The laboratory uses the biospecimen to conduct the exome test, which identifies approximately 40,000 variants in the patient’s genome (relative to the reference genome assembly). Even after standard filters are applied to narrow the results to variants with known or suspected pathogenicity, several hundred variants remain to be examined manually.

The laboratory uses the phenotypic information of the patient that was provided by the clinician as an additional filter, which allows the laboratory to identify a mutation in the NKX6-2 gene, which is known to be associated with the patient’s phenotypes. The laboratory assembles a clinical report summarizing the findings and returns it to the clinician. The clinician diagnoses the patient with Spastic ataxia 8, autosomal recessive, with hypomyelinating leukodystrophy. The data represented in the report and the subsequent clinical note is shown in Table 2.

Table 2. Additional information included in the second phenopacket that the lab sends back to the clinical unit to report its finding (this phenopacket also contains all of the original information as shown in Table 1)
Data TypeValue(s)
Genetic test orderedExome (PMID:26139844 provides a review of how exome sequencing works and why it is used for genetic diagnostics) https://www.ncbi.nlm.nih.gov/pmc/articles/PMC4528311/
Genetic results (i.e. variant calling by the lab) Usually on the order of 40,000 variants, of which up to a few hundred may require manual inspection following initial bioinformatic filtering.
Genetic results/findings, most likely relevant based on observed patient phenotypic features (by the medical geneticist). Which clinical features were needed, which databases where consulted, etc. NKX6-2 mutation (GRCh37, chr:10: 134599256CG>C)
Diagnosis Spastic ataxia 8, autosomal recessive, with hypomyelinating leukodystrophy (OMIM:617560) https://www.omim.org/clinicalSynopsis/617560

The information for this use case was taken from the publication PMID:28940097 (Expanding the genetic heterogeneity of intellectual disability). Exome sequencing was used to arrive at the diagnosis, Spastic ataxia 8, autosomal recessive, with hypomyelinating leukodystrophy (OMIM:617560), owing to a mutation in NKX6-2 (GRCh37, chr:10: 134599256CG>C). In a typical use case, the exome or genome will have 40,000 to 5 million variants, and the analysis of the sequence data will match the clinically observed phenotypic features to a database of diseases and disease associated genes, prioritizing variants in genes that are associated with diseases with similar phenotypes.

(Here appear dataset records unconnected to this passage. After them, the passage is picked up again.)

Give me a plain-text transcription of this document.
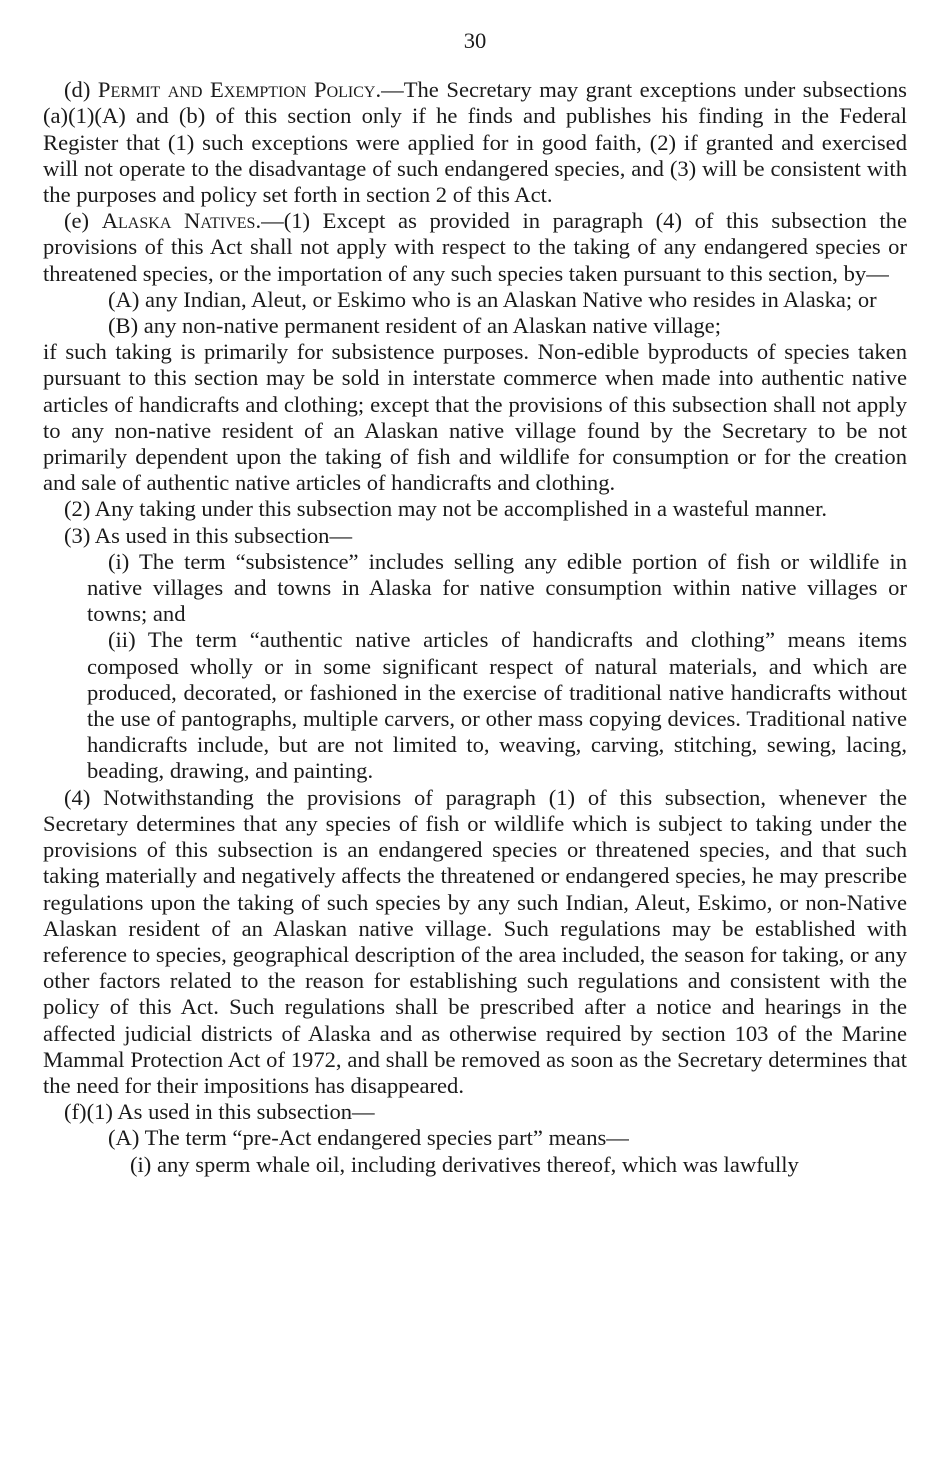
30

(d) Permit and Exemption Policy.—The Secretary may grant exceptions under subsections (a)(1)(A) and (b) of this section only if he finds and publishes his finding in the Federal Register that (1) such exceptions were applied for in good faith, (2) if granted and exercised will not operate to the disadvantage of such endangered species, and (3) will be consistent with the purposes and policy set forth in section 2 of this Act.

(e) Alaska Natives.—(1) Except as provided in paragraph (4) of this subsection the provisions of this Act shall not apply with respect to the taking of any endangered species or threatened species, or the importation of any such species taken pursuant to this section, by—

(A) any Indian, Aleut, or Eskimo who is an Alaskan Native who resides in Alaska; or

(B) any non-native permanent resident of an Alaskan native village;

if such taking is primarily for subsistence purposes. Non-edible byproducts of species taken pursuant to this section may be sold in interstate commerce when made into authentic native articles of handicrafts and clothing; except that the provisions of this subsection shall not apply to any non-native resident of an Alaskan native village found by the Secretary to be not primarily dependent upon the taking of fish and wildlife for consumption or for the creation and sale of authentic native articles of handicrafts and clothing.

(2) Any taking under this subsection may not be accomplished in a wasteful manner.

(3) As used in this subsection—

(i) The term “subsistence” includes selling any edible portion of fish or wildlife in native villages and towns in Alaska for native consumption within native villages or towns; and

(ii) The term “authentic native articles of handicrafts and clothing” means items composed wholly or in some significant respect of natural materials, and which are produced, decorated, or fashioned in the exercise of traditional native handicrafts without the use of pantographs, multiple carvers, or other mass copying devices. Traditional native handicrafts include, but are not limited to, weaving, carving, stitching, sewing, lacing, beading, drawing, and painting.

(4) Notwithstanding the provisions of paragraph (1) of this subsection, whenever the Secretary determines that any species of fish or wildlife which is subject to taking under the provisions of this subsection is an endangered species or threatened species, and that such taking materially and negatively affects the threatened or endangered species, he may prescribe regulations upon the taking of such species by any such Indian, Aleut, Eskimo, or non-Native Alaskan resident of an Alaskan native village. Such regulations may be established with reference to species, geographical description of the area included, the season for taking, or any other factors related to the reason for establishing such regulations and consistent with the policy of this Act. Such regulations shall be prescribed after a notice and hearings in the affected judicial districts of Alaska and as otherwise required by section 103 of the Marine Mammal Protection Act of 1972, and shall be removed as soon as the Secretary determines that the need for their impositions has disappeared.

(f)(1) As used in this subsection—

(A) The term “pre-Act endangered species part” means—

(i) any sperm whale oil, including derivatives thereof, which was lawfully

Technical Development and Testing

The technical development guided by this use case will iteratively identify and profile the FHIR resources needed to communicate the clinical features from the point of care to a hypothetical laboratory FHIR endpoint. This will include FHIR resources such as Patient, Observation, Condition, ServiceRequest, Specimen, etc. It will also attempt to identify and profile any additional profiles necessary to communicate the laboratory molecular findings along with the initial set of clinical findings to a hypothetical medical geneticist FHIR endpoint, and eventually back to the initial clinical system that initiated the request, also through a hypothetical FHIR endpoint.

The technical development will be demonstrated by simple proof of concept tools. This will not include the building of user interfaces or modules to integrate with EHR systems. This sort of development is out of scope for this project and would come after the release of a more comprehensive Core FHIR implementation guide, which will not occur until later in year two of this project.

Additional details regarding the technical development and testing for this use case will be provided in the Pilot Testing Management Plan.